Lydia bit her tongue. She wanted to lash-out at him, mostly because she felt she just needed to lash-out at someone—anyone. Just to expel some of the tension she was feeling and her anxiety over talking to Whitney. But she didn’t let herself say all the things she was thinking. She didn’t let herself point out to him that he was, in a way, lying to every single client because he never told them who he really was. He had a secret—he was a dragon shifter. He guarded that secret fiercely, no doubt. Wouldn’t he lie to protect that? Hadn’t he ever given a client some explanation that wasn’t true to keep them from suspecting how he was capable of doing some of the things that he was capable of doing? Was he really some high and mighty beacon of virtue, or was he just still pissed that she had made up the story about
her sister?
Was he really ever going to help her without that in the back of his mind? Maybe she should have gone to the police, but she knew what Quentin really was, and she knew that if anyone had the ability to help her, it was him.
Chapter 13
Quentin
Quentin had to keep himself in check. As much as he did believe that Lydia was in real distress over her friend Jack, he still held a natural wariness towards her, and that came out in the way that he did continue to emphasize honesty. He needed to put his personal feelings aside now that he had agreed to accept her as a client again, and he knew it. He would do it, too, because he was a professional.

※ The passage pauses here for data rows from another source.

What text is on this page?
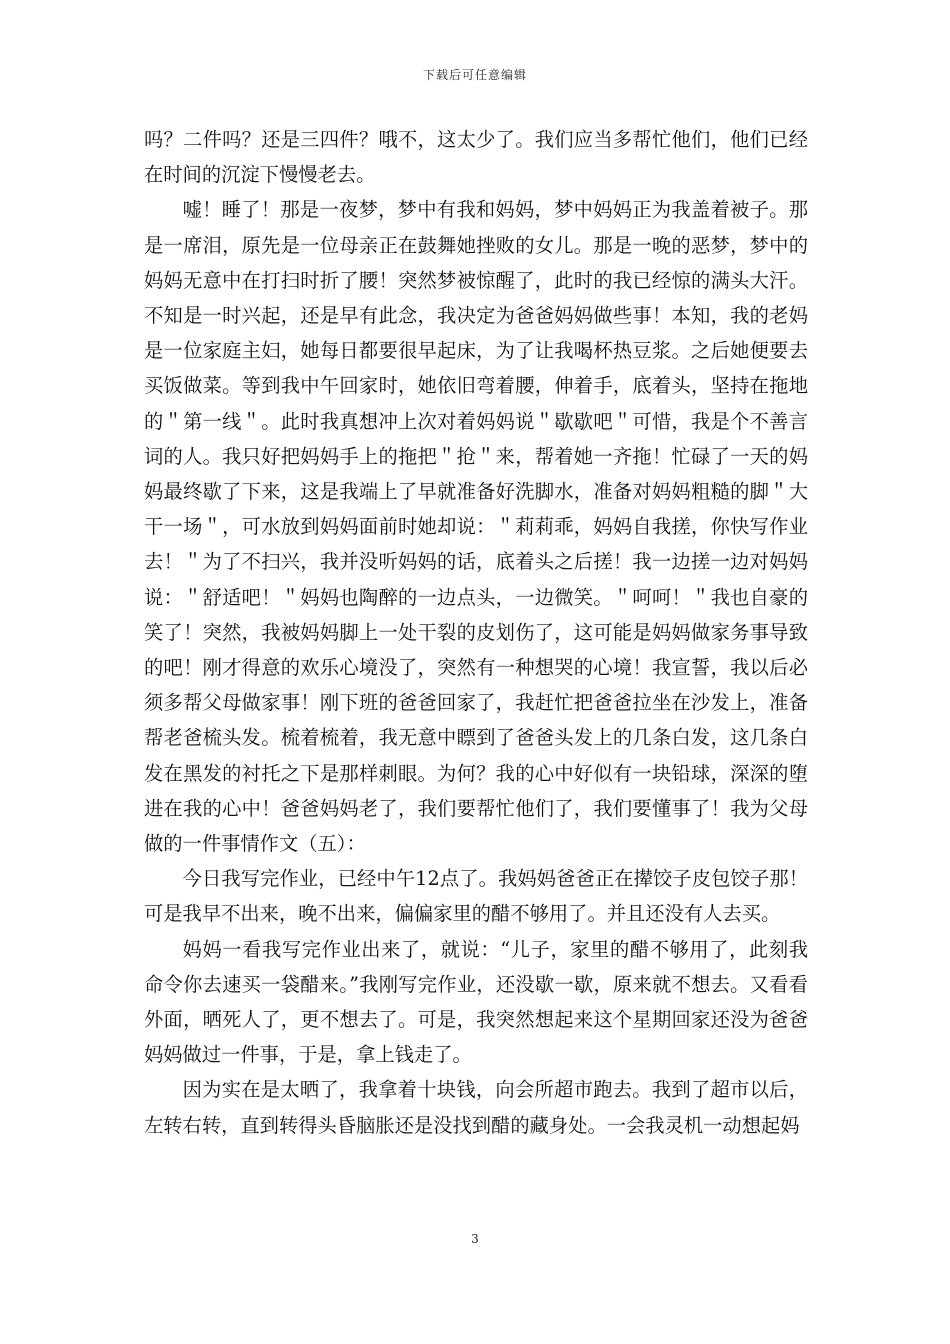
下载后可任意编辑

吗？二件吗？还是三四件？哦不，这太少了。我们应当多帮忙他们，他们已经在时间的沉淀下慢慢老去。

嘘！睡了！那是一夜梦，梦中有我和妈妈，梦中妈妈正为我盖着被子。那是一席泪，原先是一位母亲正在鼓舞她挫败的女儿。那是一晚的恶梦，梦中的妈妈无意中在打扫时折了腰！突然梦被惊醒了，此时的我已经惊的满头大汗。不知是一时兴起，还是早有此念，我决定为爸爸妈妈做些事！本知，我的老妈是一位家庭主妇，她每日都要很早起床，为了让我喝杯热豆浆。之后她便要去买饭做菜。等到我中午回家时，她依旧弯着腰，伸着手，底着头，坚持在拖地的＂第一线＂。此时我真想冲上次对着妈妈说＂歇歇吧＂可惜，我是个不善言词的人。我只好把妈妈手上的拖把＂抢＂来，帮着她一齐拖！忙碌了一天的妈妈最终歇了下来，这是我端上了早就准备好洗脚水，准备对妈妈粗糙的脚＂大干一场＂，可水放到妈妈面前时她却说：＂莉莉乖，妈妈自我搓，你快写作业去！＂为了不扫兴，我并没听妈妈的话，底着头之后搓！我一边搓一边对妈妈说：＂舒适吧！＂妈妈也陶醉的一边点头，一边微笑。＂呵呵！＂我也自豪的笑了！突然，我被妈妈脚上一处干裂的皮划伤了，这可能是妈妈做家务事导致的吧！刚才得意的欢乐心境没了，突然有一种想哭的心境！我宣誓，我以后必须多帮父母做家事！刚下班的爸爸回家了，我赶忙把爸爸拉坐在沙发上，准备帮老爸梳头发。梳着梳着，我无意中瞟到了爸爸头发上的几条白发，这几条白发在黑发的衬托之下是那样刺眼。为何？我的心中好似有一块铅球，深深的堕进在我的心中！爸爸妈妈老了，我们要帮忙他们了，我们要懂事了！我为父母做的一件事情作文（五）：

今日我写完作业，已经中午12点了。我妈妈爸爸正在撵饺子皮包饺子那！可是我早不出来，晚不出来，偏偏家里的醋不够用了。并且还没有人去买。

妈妈一看我写完作业出来了，就说：“儿子，家里的醋不够用了，此刻我命令你去速买一袋醋来。”我刚写完作业，还没歇一歇，原来就不想去。又看看外面，晒死人了，更不想去了。可是，我突然想起来这个星期回家还没为爸爸妈妈做过一件事，于是，拿上钱走了。

因为实在是太晒了，我拿着十块钱，向会所超市跑去。我到了超市以后，左转右转，直到转得头昏脑胀还是没找到醋的藏身处。一会我灵机一动想起妈

3
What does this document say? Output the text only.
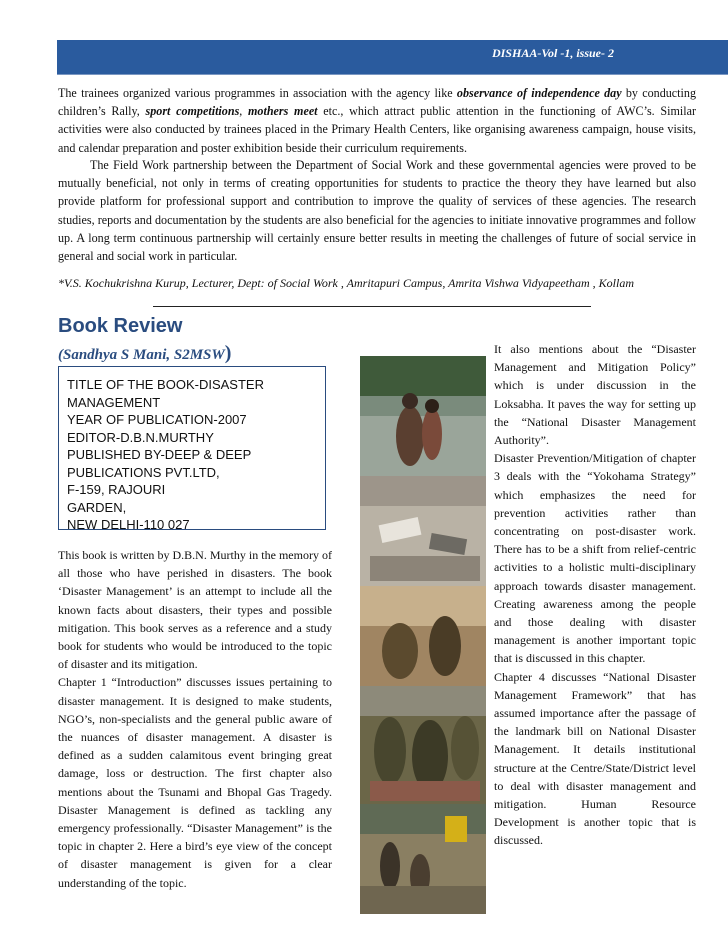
DISHAA-Vol -1, issue- 2

The trainees organized various programmes in association with the agency like observance of independence day by conducting children’s Rally, sport competitions, mothers meet etc., which attract public attention in the functioning of AWC’s. Similar activities were also conducted by trainees placed in the Primary Health Centers, like organising awareness campaign, house visits, and calendar preparation and poster exhibition beside their curriculum requirements.

The Field Work partnership between the Department of Social Work and these governmental agencies were proved to be mutually beneficial, not only in terms of creating opportunities for students to practice the theory they have learned but also provide platform for professional support and contribution to improve the quality of services of these agencies. The research studies, reports and documentation by the students are also beneficial for the agencies to initiate innovative programmes and follow up. A long term continuous partnership will certainly ensure better results in meeting the challenges of future of social service in general and social work in particular.

*V.S. Kochukrishna Kurup, Lecturer, Dept: of Social Work , Amritapuri Campus, Amrita Vishwa Vidyapeetham , Kollam
Book Review
(Sandhya S Mani, S2MSW)
TITLE OF THE BOOK-DISASTER
MANAGEMENT
YEAR OF PUBLICATION-2007
EDITOR-D.B.N.MURTHY
PUBLISHED BY-DEEP & DEEP
PUBLICATIONS PVT.LTD,
F-159, RAJOURI
GARDEN,
NEW DELHI-110 027

This book is written by D.B.N. Murthy in the memory of all those who have perished in disasters. The book ‘Disaster Management’ is an attempt to include all the known facts about disasters, their types and possible mitigation. This book serves as a reference and a study book for students who would be introduced to the topic of disaster and its mitigation.

Chapter 1 “Introduction” discusses issues pertaining to disaster management. It is designed to make students, NGO’s, non-specialists and the general public aware of the nuances of disaster management. A disaster is defined as a sudden calamitous event bringing great damage, loss or destruction. The first chapter also mentions about the Tsunami and Bhopal Gas Tragedy. Disaster Management is defined as tackling any emergency professionally. “Disaster Management” is the topic in chapter 2. Here a bird’s eye view of the concept of disaster management is given for a clear understanding of the topic.

It also mentions about the “Disaster Management and Mitigation Policy” which is under discussion in the Loksabha. It paves the way for setting up the “National Disaster Management Authority”.

Disaster Prevention/Mitigation of chapter 3 deals with the “Yokohama Strategy” which emphasizes the need for prevention activities rather than concentrating on post-disaster work. There has to be a shift from relief-centric activities to a holistic multi-disciplinary approach towards disaster management. Creating awareness among the people and those dealing with disaster management is another important topic that is discussed in this chapter.

Chapter 4 discusses “National Disaster Management Framework” that has assumed importance after the passage of the landmark bill on National Disaster Management. It details institutional structure at the Centre/State/District level to deal with disaster management and mitigation. Human Resource Development is another topic that is discussed.
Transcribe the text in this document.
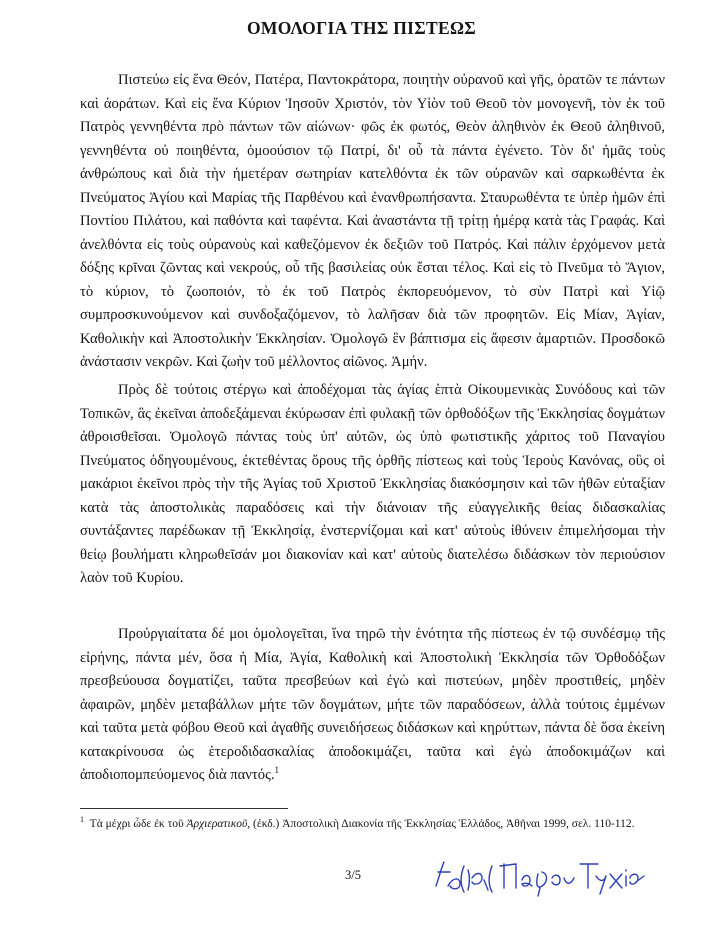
ΟΜΟΛΟΓΙΑ ΤΗΣ ΠΙΣΤΕΩΣ

Πιστεύω εἰς ἕνα Θεόν, Πατέρα, Παντοκράτορα, ποιητὴν οὐρανοῦ καὶ γῆς, ὁρατῶν τε πάντων καὶ ἀοράτων. Καὶ εἰς ἕνα Κύριον Ἰησοῦν Χριστόν, τὸν Υἱὸν τοῦ Θεοῦ τὸν μονογενῆ, τὸν ἐκ τοῦ Πατρὸς γεννηθέντα πρὸ πάντων τῶν αἰώνων· φῶς ἐκ φωτός, Θεὸν ἀληθινὸν ἐκ Θεοῦ ἀληθινοῦ, γεννηθέντα οὐ ποιηθέντα, ὁμοούσιον τῷ Πατρί, δι' οὗ τὰ πάντα ἐγένετο. Τὸν δι' ἡμᾶς τοὺς ἀνθρώπους καὶ διὰ τὴν ἡμετέραν σωτηρίαν κατελθόντα ἐκ τῶν οὐρανῶν καὶ σαρκωθέντα ἐκ Πνεύματος Ἁγίου καὶ Μαρίας τῆς Παρθένου καὶ ἐνανθρωπήσαντα. Σταυρωθέντα τε ὑπὲρ ἡμῶν ἐπὶ Ποντίου Πιλάτου, καὶ παθόντα καὶ ταφέντα. Καὶ ἀναστάντα τῇ τρίτῃ ἡμέρᾳ κατὰ τὰς Γραφάς. Καὶ ἀνελθόντα εἰς τοὺς οὐρανοὺς καὶ καθεζόμενον ἐκ δεξιῶν τοῦ Πατρός. Καὶ πάλιν ἐρχόμενον μετὰ δόξης κρῖναι ζῶντας καὶ νεκρούς, οὗ τῆς βασιλείας οὐκ ἔσται τέλος. Καὶ εἰς τὸ Πνεῦμα τὸ Ἅγιον, τὸ κύριον, τὸ ζωοποιόν, τὸ ἐκ τοῦ Πατρὸς ἐκπορευόμενον, τὸ σὺν Πατρὶ καὶ Υἱῷ συμπροσκυνούμενον καὶ συνδοξαζόμενον, τὸ λαλῆσαν διὰ τῶν προφητῶν. Εἰς Μίαν, Ἁγίαν, Καθολικὴν καὶ Ἀποστολικὴν Ἐκκλησίαν. Ὁμολογῶ ἓν βάπτισμα εἰς ἄφεσιν ἁμαρτιῶν. Προσδοκῶ ἀνάστασιν νεκρῶν. Καὶ ζωὴν τοῦ μέλλοντος αἰῶνος. Ἀμήν.

Πρὸς δὲ τούτοις στέργω καὶ ἀποδέχομαι τὰς ἁγίας ἑπτὰ Οἰκουμενικὰς Συνόδους καὶ τῶν Τοπικῶν, ἃς ἐκεῖναι ἀποδεξάμεναι ἐκύρωσαν ἐπὶ φυλακῇ τῶν ὀρθοδόξων τῆς Ἐκκλησίας δογμάτων ἀθροισθεῖσαι. Ὁμολογῶ πάντας τοὺς ὑπ' αὐτῶν, ὡς ὑπὸ φωτιστικῆς χάριτος τοῦ Παναγίου Πνεύματος ὁδηγουμένους, ἐκτεθέντας ὅρους τῆς ὀρθῆς πίστεως καὶ τοὺς Ἱεροὺς Κανόνας, οὓς οἱ μακάριοι ἐκεῖνοι πρὸς τὴν τῆς Ἁγίας τοῦ Χριστοῦ Ἐκκλησίας διακόσμησιν καὶ τῶν ἠθῶν εὐταξίαν κατὰ τὰς ἀποστολικὰς παραδόσεις καὶ τὴν διάνοιαν τῆς εὐαγγελικῆς θείας διδασκαλίας συντάξαντες παρέδωκαν τῇ Ἐκκλησίᾳ, ἐνστερνίζομαι καὶ κατ' αὐτοὺς ἰθύνειν ἐπιμελήσομαι τὴν θείῳ βουλήματι κληρωθεῖσάν μοι διακονίαν καὶ κατ' αὐτοὺς διατελέσω διδάσκων τὸν περιούσιον λαὸν τοῦ Κυρίου.

Προὐργιαίτατα δέ μοι ὁμολογεῖται, ἵνα τηρῶ τὴν ἑνότητα τῆς πίστεως ἐν τῷ συνδέσμῳ τῆς εἰρήνης, πάντα μέν, ὅσα ἡ Μία, Ἁγία, Καθολικὴ καὶ Ἀποστολικὴ Ἐκκλησία τῶν Ὀρθοδόξων πρεσβεύουσα δογματίζει, ταῦτα πρεσβεύων καὶ ἐγὼ καὶ πιστεύων, μηδὲν προστιθείς, μηδὲν ἀφαιρῶν, μηδὲν μεταβάλλων μήτε τῶν δογμάτων, μήτε τῶν παραδόσεων, ἀλλὰ τούτοις ἐμμένων καὶ ταῦτα μετὰ φόβου Θεοῦ καὶ ἀγαθῆς συνειδήσεως διδάσκων καὶ κηρύττων, πάντα δὲ ὅσα ἐκείνη κατακρίνουσα ὡς ἑτεροδιδασκαλίας ἀποδοκιμάζει, ταῦτα καὶ ἐγὼ ἀποδοκιμάζων καὶ ἀποδιοπομπεύομενος διὰ παντός.$^1$

$^1$ Τὰ μέχρι ὧδε ἐκ τοῦ Ἀρχιερατικοῦ, (ἐκδ.) Ἀποστολικὴ Διακονία τῆς Ἐκκλησίας Ἑλλάδος, Ἀθῆναι 1999, σελ. 110-112.

3/5
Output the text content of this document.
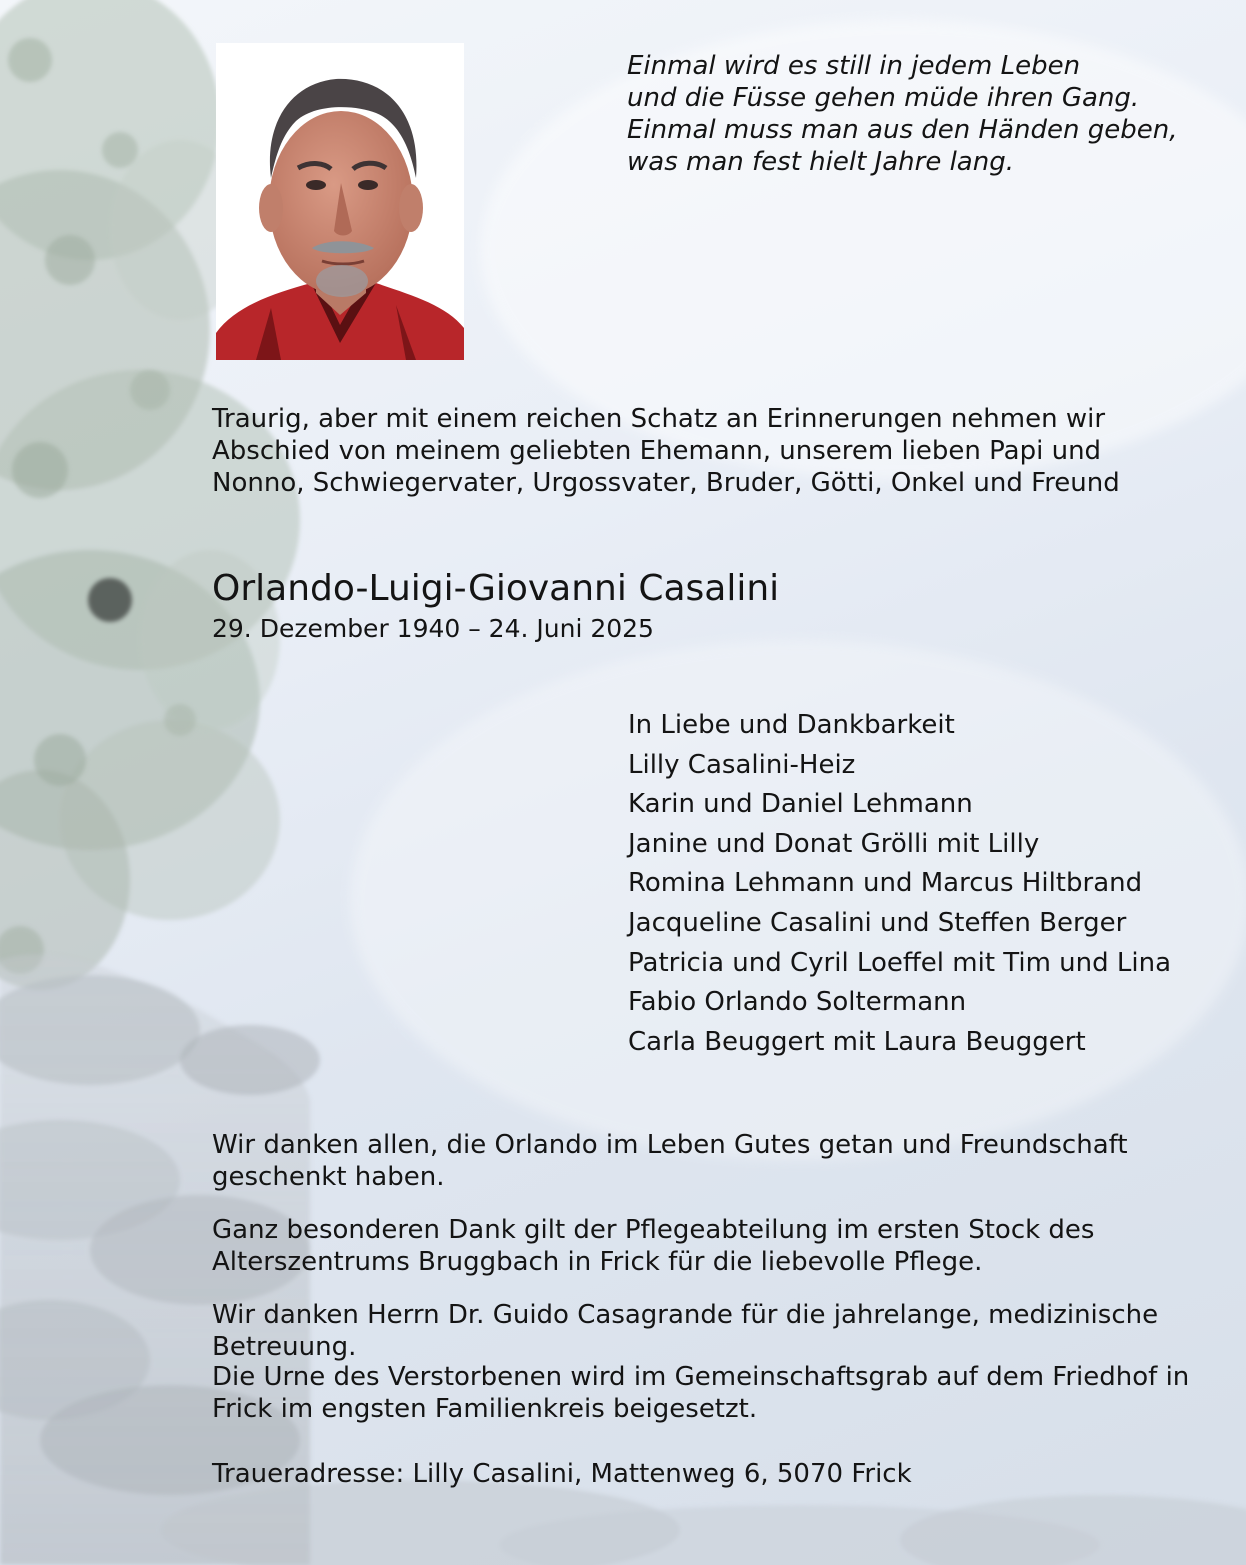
Einmal wird es still in jedem Leben
und die Füsse gehen müde ihren Gang.
Einmal muss man aus den Händen geben,
was man fest hielt Jahre lang.
Traurig, aber mit einem reichen Schatz an Erinnerungen nehmen wir
Abschied von meinem geliebten Ehemann, unserem lieben Papi und
Nonno, Schwiegervater, Urgossvater, Bruder, Götti, Onkel und Freund
Orlando-Luigi-Giovanni Casalini
29. Dezember 1940 – 24. Juni 2025
In Liebe und Dankbarkeit
Lilly Casalini-Heiz
Karin und Daniel Lehmann
Janine und Donat Grölli mit Lilly
Romina Lehmann und Marcus Hiltbrand
Jacqueline Casalini und Steffen Berger
Patricia und Cyril Loeffel mit Tim und Lina
Fabio Orlando Soltermann
Carla Beuggert mit Laura Beuggert

Wir danken allen, die Orlando im Leben Gutes getan und Freundschaft
geschenkt haben.

Ganz besonderen Dank gilt der Pflegeabteilung im ersten Stock des
Alterszentrums Bruggbach in Frick für die liebevolle Pflege.

Wir danken Herrn Dr. Guido Casagrande für die jahrelange, medizinische
Betreuung.

Die Urne des Verstorbenen wird im Gemeinschaftsgrab auf dem Friedhof in
Frick im engsten Familienkreis beigesetzt.
Traueradresse: Lilly Casalini, Mattenweg 6, 5070 Frick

But this was the woman that had gotten under his skin and into his head from the first moment he’d seen her, and now she was back, and he was questioning how to think and feel about her, and he didn’t like it. He liked things that were exactly as they seemed, and she wasn’t. He still didn’t know what she was.
Now they were on their way back to the apartment she had taken him to days ago—the apartment Jack had been in moments before he disappeared. It was déjà vu, and it was making him antsy.
“Tell me again everything that happened from the time that Jack arrived in town until the moment he disappeared,” Quentin told Lydia, if just to keep her talking and focused on the case.
Lydia sighed, picking her head up off the window, where it was resting while she stared blankly out at the street. “Jack arrived Monday night. I was at the apartment. I had met with you earlier that day. You remember how that went. I was eating ice cream. I was in sweats. I had talked to Jack and told him what had happened, but I had no idea that he was going to come down to see me. He had already planned to, though, even before I called him on the phone because his wife and the kids were going to visit her mother. I was excited when he was at the door, and he came in. We opened a bottle of wine and talked. We didn’t leave the apartment that night—we stayed in. Went to sleep late.”